The Barchart National Corn Price Index (NCPI, weighted national average cash price) posted a bearish outside range during June, a move that completed a double-top reversal pattern on its long-term monthly chart. This fits the idea the NCPI has moved into a major (long-term) downtrend signaled by the bearish crossover by monthly stochastics above 80% at the end of May. Confirmation of a major top would be a move below the previous 4-month low of $6.8770, with the NCPI calculated last Friday (July 1) at $7.0525. The bottom line is the cash market looks to have established a major top, and with that the intrinsic value of corn in general has topped. The initial downside target is near $6.0175, the 38.2% retracement level of the previous major uptrend from $2.7265 (April 2020) through the high of $8.0515 (April 2022). Is corn still fundamentally bullish long-term? Yes. But even a fundamentally bullish market can see a downtrend of 38.2% to 50% (near $5.40) before buying interest returns.

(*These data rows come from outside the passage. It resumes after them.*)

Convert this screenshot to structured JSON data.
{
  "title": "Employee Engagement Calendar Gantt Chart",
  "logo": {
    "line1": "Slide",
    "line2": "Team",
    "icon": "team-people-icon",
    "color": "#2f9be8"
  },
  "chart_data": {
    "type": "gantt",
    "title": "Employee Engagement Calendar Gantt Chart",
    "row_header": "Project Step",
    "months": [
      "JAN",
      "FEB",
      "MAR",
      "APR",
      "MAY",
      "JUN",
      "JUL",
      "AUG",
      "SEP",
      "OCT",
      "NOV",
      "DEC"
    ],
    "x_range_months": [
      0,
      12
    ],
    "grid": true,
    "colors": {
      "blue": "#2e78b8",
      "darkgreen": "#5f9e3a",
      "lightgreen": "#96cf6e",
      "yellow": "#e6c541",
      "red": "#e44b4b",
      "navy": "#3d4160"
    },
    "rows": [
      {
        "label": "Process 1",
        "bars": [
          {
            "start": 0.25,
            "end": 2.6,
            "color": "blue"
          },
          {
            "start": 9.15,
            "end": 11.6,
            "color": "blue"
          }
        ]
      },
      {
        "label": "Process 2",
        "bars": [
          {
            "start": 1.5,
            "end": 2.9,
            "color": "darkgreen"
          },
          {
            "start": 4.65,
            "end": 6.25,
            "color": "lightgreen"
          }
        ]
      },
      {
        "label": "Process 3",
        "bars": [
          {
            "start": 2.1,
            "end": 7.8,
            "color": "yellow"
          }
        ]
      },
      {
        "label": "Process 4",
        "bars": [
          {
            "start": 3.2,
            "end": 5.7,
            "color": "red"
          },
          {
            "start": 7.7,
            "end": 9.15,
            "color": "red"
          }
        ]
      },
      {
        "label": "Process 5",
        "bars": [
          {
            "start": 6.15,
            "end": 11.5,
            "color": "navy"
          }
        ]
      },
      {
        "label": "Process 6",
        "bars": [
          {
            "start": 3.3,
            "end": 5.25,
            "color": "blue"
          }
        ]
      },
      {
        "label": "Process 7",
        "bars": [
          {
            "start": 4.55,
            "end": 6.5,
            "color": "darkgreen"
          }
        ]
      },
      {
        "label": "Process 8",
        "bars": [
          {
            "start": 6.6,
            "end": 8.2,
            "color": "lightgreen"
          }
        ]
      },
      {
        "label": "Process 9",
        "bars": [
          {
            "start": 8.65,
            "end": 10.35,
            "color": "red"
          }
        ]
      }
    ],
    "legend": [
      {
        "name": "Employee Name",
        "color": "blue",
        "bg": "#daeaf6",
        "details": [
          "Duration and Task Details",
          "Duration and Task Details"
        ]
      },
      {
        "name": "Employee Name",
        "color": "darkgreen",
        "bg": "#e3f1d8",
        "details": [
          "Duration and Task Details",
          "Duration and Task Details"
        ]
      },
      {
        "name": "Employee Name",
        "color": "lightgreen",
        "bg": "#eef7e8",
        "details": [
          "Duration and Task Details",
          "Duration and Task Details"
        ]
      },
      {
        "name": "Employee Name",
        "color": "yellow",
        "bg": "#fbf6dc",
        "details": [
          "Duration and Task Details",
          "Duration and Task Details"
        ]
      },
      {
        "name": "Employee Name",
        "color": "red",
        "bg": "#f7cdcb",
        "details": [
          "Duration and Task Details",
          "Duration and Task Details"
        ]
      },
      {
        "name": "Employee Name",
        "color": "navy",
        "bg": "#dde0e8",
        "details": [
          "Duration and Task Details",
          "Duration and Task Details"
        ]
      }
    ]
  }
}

New-crop December Corn: The 2022 contract followed through on May’s bearish spike reversal and extended its new major (long-term) downtrend to a low of $6.1875 during June. This put Dec corn within sight of the initial downside target of $5.9575, the 38.2% retracement level of the previous uptrend from $3.20 (August 2020) through the May 2022 high of $7.6625. Keep in mind May also saw monthly stochastics establish a bearish crossover above the oversold level of 80%. It’s interesting to note last Friday, July 1, saw the Dec22 contract equal its previous 4-month low of $6.0425. A move below that mark in July would: 1) Confirm a new major downtrend, and 2) put a downside technical target at $4.4225, below the 61.8% retracement level. Keep in mind the 2023 issue closed last Friday at $5.7675, 30.75 cents under the Dec22 contract.
The Barchart National Soybean Price Index (NSPI, intrinsic value of the market) completed a bearish key reversal on its monthly chart during June, putting a peak on the previous 5-wave major (long-term) uptrend and confirming a new major downtrend was in place. Initial support is at the previous 4-month low near $15.1950 with the NSPI calculated at $15.3637 last Friday (July 1). Given long0term fundamentals remain bullish, the NSPI (the intrinsic value of the soybean market) could find support at the 38.2% retracement level near $13.4150. The 50% retracement level is down near $12.20.

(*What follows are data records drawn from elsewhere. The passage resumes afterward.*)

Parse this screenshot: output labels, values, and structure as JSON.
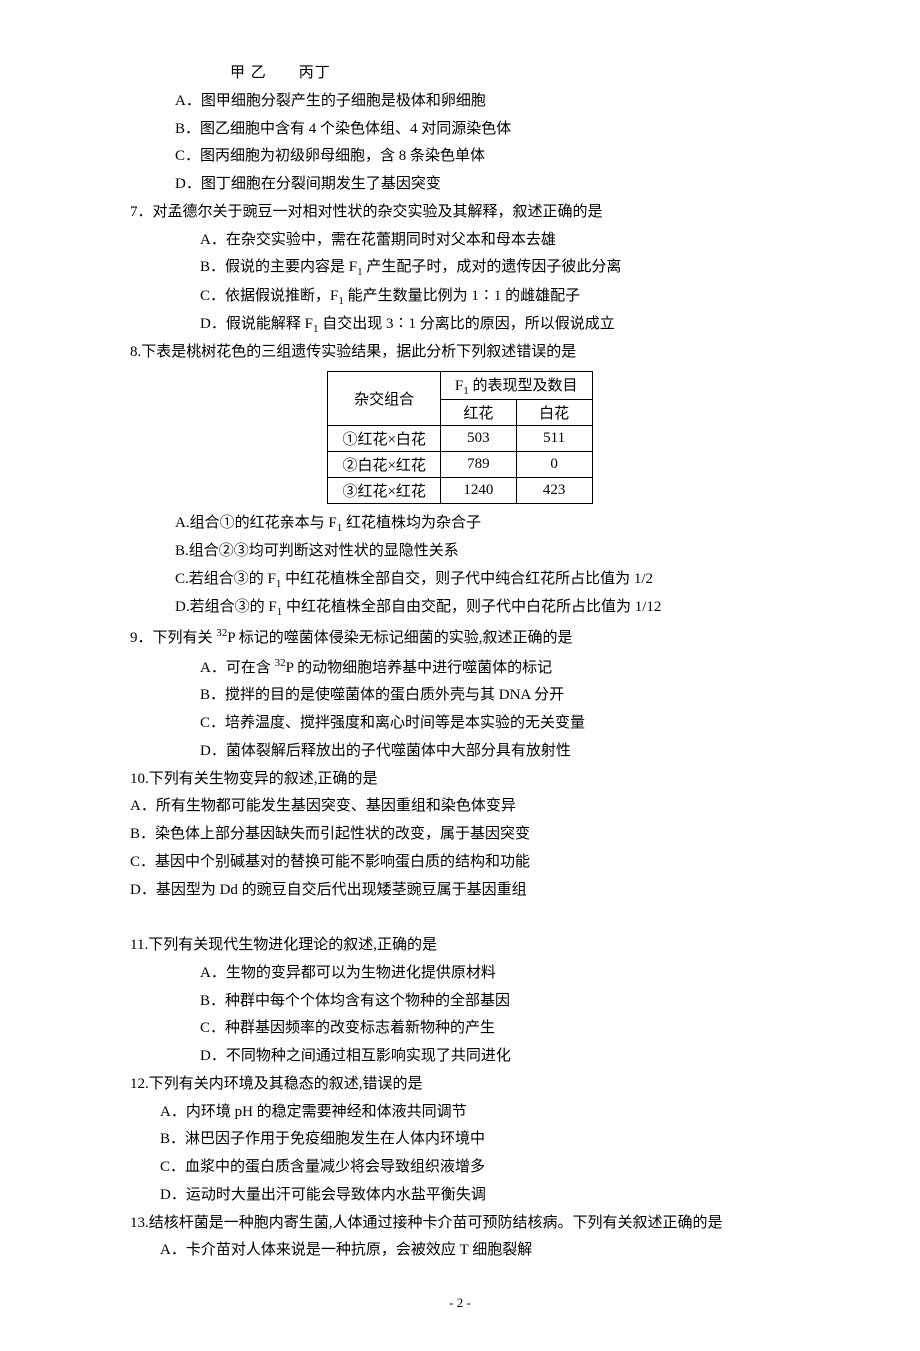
{
  "figLabels": "甲 乙　　丙丁",
  "q6": {
    "A": "A．图甲细胞分裂产生的子细胞是极体和卵细胞",
    "B": "B．图乙细胞中含有 4 个染色体组、4 对同源染色体",
    "C": "C．图丙细胞为初级卵母细胞，含 8 条染色单体",
    "D": "D．图丁细胞在分裂间期发生了基因突变"
  },
  "q7": {
    "stem": "7．对孟德尔关于豌豆一对相对性状的杂交实验及其解释，叙述正确的是",
    "A": "A．在杂交实验中，需在花蕾期同时对父本和母本去雄",
    "B_pre": "B．假说的主要内容是 F",
    "B_post": " 产生配子时，成对的遗传因子彼此分离",
    "C_pre": "C．依据假说推断，F",
    "C_post": " 能产生数量比例为 1∶1 的雌雄配子",
    "D_pre": "D．假说能解释 F",
    "D_post": " 自交出现 3∶1 分离比的原因，所以假说成立"
  },
  "q8": {
    "stem": "8.下表是桃树花色的三组遗传实验结果，据此分析下列叙述错误的是",
    "table": {
      "h1": "杂交组合",
      "h2_pre": "F",
      "h2_post": " 的表现型及数目",
      "col_red": "红花",
      "col_white": "白花",
      "rows": [
        {
          "cross": "①红花×白花",
          "red": "503",
          "white": "511"
        },
        {
          "cross": "②白花×红花",
          "red": "789",
          "white": "0"
        },
        {
          "cross": "③红花×红花",
          "red": "1240",
          "white": "423"
        }
      ]
    },
    "A_pre": "A.组合①的红花亲本与 F",
    "A_post": " 红花植株均为杂合子",
    "B": "B.组合②③均可判断这对性状的显隐性关系",
    "C_pre": "C.若组合③的 F",
    "C_post": " 中红花植株全部自交，则子代中纯合红花所占比值为 1/2",
    "D_pre": "D.若组合③的 F",
    "D_post": " 中红花植株全部自由交配，则子代中白花所占比值为 1/12"
  },
  "q9": {
    "stem_pre": "9．下列有关 ",
    "stem_iso": "32",
    "stem_post": "P 标记的噬菌体侵染无标记细菌的实验,叙述正确的是",
    "A_pre": "A．可在含 ",
    "A_iso": "32",
    "A_post": "P 的动物细胞培养基中进行噬菌体的标记",
    "B": "B．搅拌的目的是使噬菌体的蛋白质外壳与其 DNA 分开",
    "C": "C．培养温度、搅拌强度和离心时间等是本实验的无关变量",
    "D": "D．菌体裂解后释放出的子代噬菌体中大部分具有放射性"
  },
  "q10": {
    "stem": "10.下列有关生物变异的叙述,正确的是",
    "A": "A．所有生物都可能发生基因突变、基因重组和染色体变异",
    "B": "B．染色体上部分基因缺失而引起性状的改变，属于基因突变",
    "C": "C．基因中个别碱基对的替换可能不影响蛋白质的结构和功能",
    "D": "D．基因型为 Dd 的豌豆自交后代出现矮茎豌豆属于基因重组"
  },
  "q11": {
    "stem": "11.下列有关现代生物进化理论的叙述,正确的是",
    "A": "A．生物的变异都可以为生物进化提供原材料",
    "B": "B．种群中每个个体均含有这个物种的全部基因",
    "C": "C．种群基因频率的改变标志着新物种的产生",
    "D": "D．不同物种之间通过相互影响实现了共同进化"
  },
  "q12": {
    "stem": "12.下列有关内环境及其稳态的叙述,错误的是",
    "A": "A．内环境 pH 的稳定需要神经和体液共同调节",
    "B": "B．淋巴因子作用于免疫细胞发生在人体内环境中",
    "C": "C．血浆中的蛋白质含量减少将会导致组织液增多",
    "D": "D．运动时大量出汗可能会导致体内水盐平衡失调"
  },
  "q13": {
    "stem": "13.结核杆菌是一种胞内寄生菌,人体通过接种卡介苗可预防结核病。下列有关叙述正确的是",
    "A": "A．卡介苗对人体来说是一种抗原，会被效应 T 细胞裂解"
  },
  "pageNum": "- 2 -"
}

New-crop November Soybeans: The November 2022 contract completed a bearish key reversal on its continuous monthly chart during June, confirming the market has moved into a new major (long-term) downtrend. This was immediately followed by a move below the previous 4-month low of $13.94 (April 2022) on Friday, July 1, setting the stage for continued pressure this month. The initial downside target is near $12.8975, the 38.2% retracement level of the previous uptrend from the double bottom near $8.1225 (September 2018 and May 2019) through the June 2022 high of $15.8475. The November 2023 contract close last Friday at $12.99, still a good price based on historic distribution analysis.